Mes parents étaient relativement aisés, car notre famille possédait un négoce important de denrées et alcools. À l’âge de dix ans, j’ai été placé au pensionnat de l’École quaker à Ramallah, puis à l’École anglicane Saint-George de Jérusalem. Ce dernier séjour me fit forte impression: des élèves issus de milieux chrétiens, arabes et juifs étudiaient tous ensemble et plutôt dans une bonne entente. À l’école, on apprenait à rester mutuellement en bons termes, à cultiver les belles manières et à faire preuve de politesse. Mais l’école n’était pas le reflet fidèle de la réalité.
Mon enfance a été marquée par la guerre civile. Les affrontements entre Juifs, Arabes et Britanniques faisaient partie du quotidien; un vrai panier de crabes! Petit garçon, j’ai vu un homme être abattu devant chez nous. Bien des fois, mes parents ont été pris sous des feux croisés et l’ont échappé belle. Pendant la Seconde Guerre mondiale, Haïfa, ville importante par son port, est devenue la cible des bombardements allemands. À la clé, mort et destruction supplémentaires.
Le mandat britannique sur la Palestine devant expirer en mai 1948, les luttes intestines s’intensifièrent. En juillet 1946, le King David Hotel, l’hôtel le plus prestigieux de Jérusalem, a été soufflé par une explosion. Le tribut en vies humaines a été payé par tous: 41 Arabes, 28 Britanniques, 17 Juifs et 5 victimes appartenant à d’autres communautés. Nous avons décidé de fuir l’anarchie. Une nuit, nous sommes partis pour Chypre, où ma mère avait de la famille. Mon père laissait derrière lui son affaire et ses biens.
Ces circonstances façonnèrent mes premières convictions. À 16 ans, je m’intéressais à la politique et je lisais quotidiennement la presse pour suivre la tournure des événements. Le dirigeant égyptien Gamal Abdel Nasser était mon idole. Il limita l’influence étrangère dans son pays.

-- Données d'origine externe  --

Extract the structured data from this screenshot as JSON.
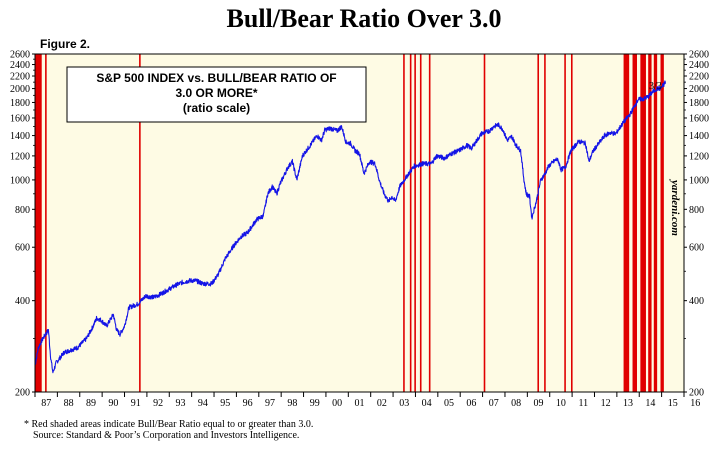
{
  "header": {
    "title": "Bull/Bear Ratio Over 3.0",
    "figure_label": "Figure 2."
  },
  "footnote": {
    "line1": "*   Red shaded areas indicate Bull/Bear Ratio equal to or greater than 3.0.",
    "line2": "Source: Standard & Poor’s Corporation and Investors Intelligence."
  },
  "colors": {
    "background": "#fefbe4",
    "series_line": "#1414e6",
    "shading": "#e00000"
  },
  "chart_data": {
    "type": "line",
    "inset_title": [
      "S&P 500 INDEX vs. BULL/BEAR RATIO OF",
      "3.0 OR MORE*",
      "(ratio scale)"
    ],
    "end_annotation": "3/3",
    "brand": "yardeni.com",
    "y_scale": "log",
    "ylim": [
      200,
      2600
    ],
    "xlim": [
      1987,
      2016
    ],
    "y_ticks": [
      200,
      400,
      600,
      800,
      1000,
      1200,
      1400,
      1600,
      1800,
      2000,
      2200,
      2400,
      2600
    ],
    "x_tick_labels": [
      "87",
      "88",
      "89",
      "90",
      "91",
      "92",
      "93",
      "94",
      "95",
      "96",
      "97",
      "98",
      "99",
      "00",
      "01",
      "02",
      "03",
      "04",
      "05",
      "06",
      "07",
      "08",
      "09",
      "10",
      "11",
      "12",
      "13",
      "14",
      "15",
      "16"
    ],
    "grid": false,
    "legend": "none",
    "series": [
      {
        "x": [
          1987.0,
          1987.15,
          1987.35,
          1987.6,
          1987.7,
          1987.8,
          1987.95,
          1988.3,
          1988.6,
          1988.9,
          1989.3,
          1989.6,
          1989.75,
          1989.95,
          1990.2,
          1990.5,
          1990.65,
          1990.8,
          1991.0,
          1991.2,
          1991.6,
          1991.95,
          1992.3,
          1992.6,
          1992.95,
          1993.3,
          1993.6,
          1993.95,
          1994.2,
          1994.5,
          1994.9,
          1995.2,
          1995.5,
          1995.9,
          1996.2,
          1996.5,
          1996.9,
          1997.2,
          1997.4,
          1997.6,
          1997.8,
          1997.95,
          1998.3,
          1998.5,
          1998.7,
          1998.95,
          1999.3,
          1999.6,
          1999.8,
          1999.95,
          2000.2,
          2000.5,
          2000.7,
          2000.9,
          2001.1,
          2001.3,
          2001.5,
          2001.7,
          2001.95,
          2002.2,
          2002.4,
          2002.6,
          2002.8,
          2002.95,
          2003.1,
          2003.3,
          2003.5,
          2003.7,
          2003.95,
          2004.3,
          2004.7,
          2004.95,
          2005.3,
          2005.6,
          2005.95,
          2006.3,
          2006.5,
          2006.95,
          2007.3,
          2007.5,
          2007.7,
          2007.9,
          2008.1,
          2008.3,
          2008.5,
          2008.7,
          2008.85,
          2008.95,
          2009.1,
          2009.2,
          2009.4,
          2009.6,
          2009.8,
          2009.95,
          2010.3,
          2010.4,
          2010.5,
          2010.7,
          2010.95,
          2011.3,
          2011.6,
          2011.75,
          2011.95,
          2012.3,
          2012.45,
          2012.7,
          2012.95,
          2013.3,
          2013.6,
          2013.95,
          2014.2,
          2014.4,
          2014.6,
          2014.8,
          2014.95,
          2015.1,
          2015.17
        ],
        "values": [
          245,
          280,
          300,
          320,
          260,
          232,
          250,
          270,
          275,
          280,
          300,
          330,
          350,
          345,
          330,
          360,
          320,
          310,
          330,
          380,
          390,
          415,
          410,
          420,
          435,
          450,
          460,
          466,
          465,
          455,
          455,
          490,
          550,
          610,
          650,
          670,
          740,
          760,
          900,
          950,
          900,
          970,
          1100,
          1150,
          1000,
          1200,
          1300,
          1400,
          1350,
          1460,
          1480,
          1450,
          1500,
          1330,
          1320,
          1250,
          1220,
          1050,
          1150,
          1130,
          990,
          900,
          850,
          880,
          850,
          950,
          1000,
          1050,
          1110,
          1130,
          1130,
          1200,
          1180,
          1220,
          1250,
          1300,
          1270,
          1420,
          1450,
          1500,
          1520,
          1470,
          1350,
          1390,
          1300,
          1250,
          1000,
          900,
          880,
          750,
          850,
          1000,
          1050,
          1110,
          1170,
          1150,
          1080,
          1100,
          1250,
          1340,
          1320,
          1150,
          1250,
          1350,
          1400,
          1430,
          1420,
          1550,
          1650,
          1840,
          1850,
          1880,
          1950,
          2000,
          2000,
          2060,
          2110
        ]
      }
    ],
    "shaded_periods": [
      [
        1987.0,
        1987.3
      ],
      [
        1987.45,
        1987.5
      ],
      [
        1991.65,
        1991.7
      ],
      [
        2003.45,
        2003.5
      ],
      [
        2003.75,
        2003.8
      ],
      [
        2003.95,
        2004.0
      ],
      [
        2004.2,
        2004.25
      ],
      [
        2004.6,
        2004.65
      ],
      [
        2007.05,
        2007.1
      ],
      [
        2009.45,
        2009.5
      ],
      [
        2009.75,
        2009.8
      ],
      [
        2010.65,
        2010.7
      ],
      [
        2010.95,
        2011.0
      ],
      [
        2013.3,
        2013.55
      ],
      [
        2013.7,
        2013.9
      ],
      [
        2014.05,
        2014.3
      ],
      [
        2014.4,
        2014.55
      ],
      [
        2014.65,
        2014.8
      ],
      [
        2014.95,
        2015.1
      ]
    ]
  }
}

En 1950, nous avons émigré aux États-Unis. La guerre de Corée était en cours, et je désirais apporter mon soutien au pays qui avait sorti ma famille de la situation critique dans laquelle elle se trouvait. Je me suis porté volontaire pour servir dans l’Armée de l’air et je suis parvenu au grade de sergent-chef. Je suis allé jusqu’à la base aérienne d’Omaha, dans le Nebraska, mais pas plus loin: jamais je ne suis parti en Corée.
Un réformateur à l’école de théologie
Après ma démobilisation, j’ai suivi des cours à l’université du Texas puis à celle de l’Ohio. J’y ai obtenu une licence en économie. Je m’exprimais très ouvertement sur les problèmes d’injustice au Moyen-Orient; j’ai même été invité à le faire publiquement. Un professeur de l’Église épiscopale, David Anderson, m’a entendu lors d’une conférence. Il m’a proposé une bourse pour des études de 3e cycle à la faculté de théologie de l’Église épiscopale, à Boston. Comme j’étais opposé à la notion d’un clergé rémunéré, je n’avais pas l’intention de devenir prêtre. Cependant, en 1958, j’ai été admis à cette école.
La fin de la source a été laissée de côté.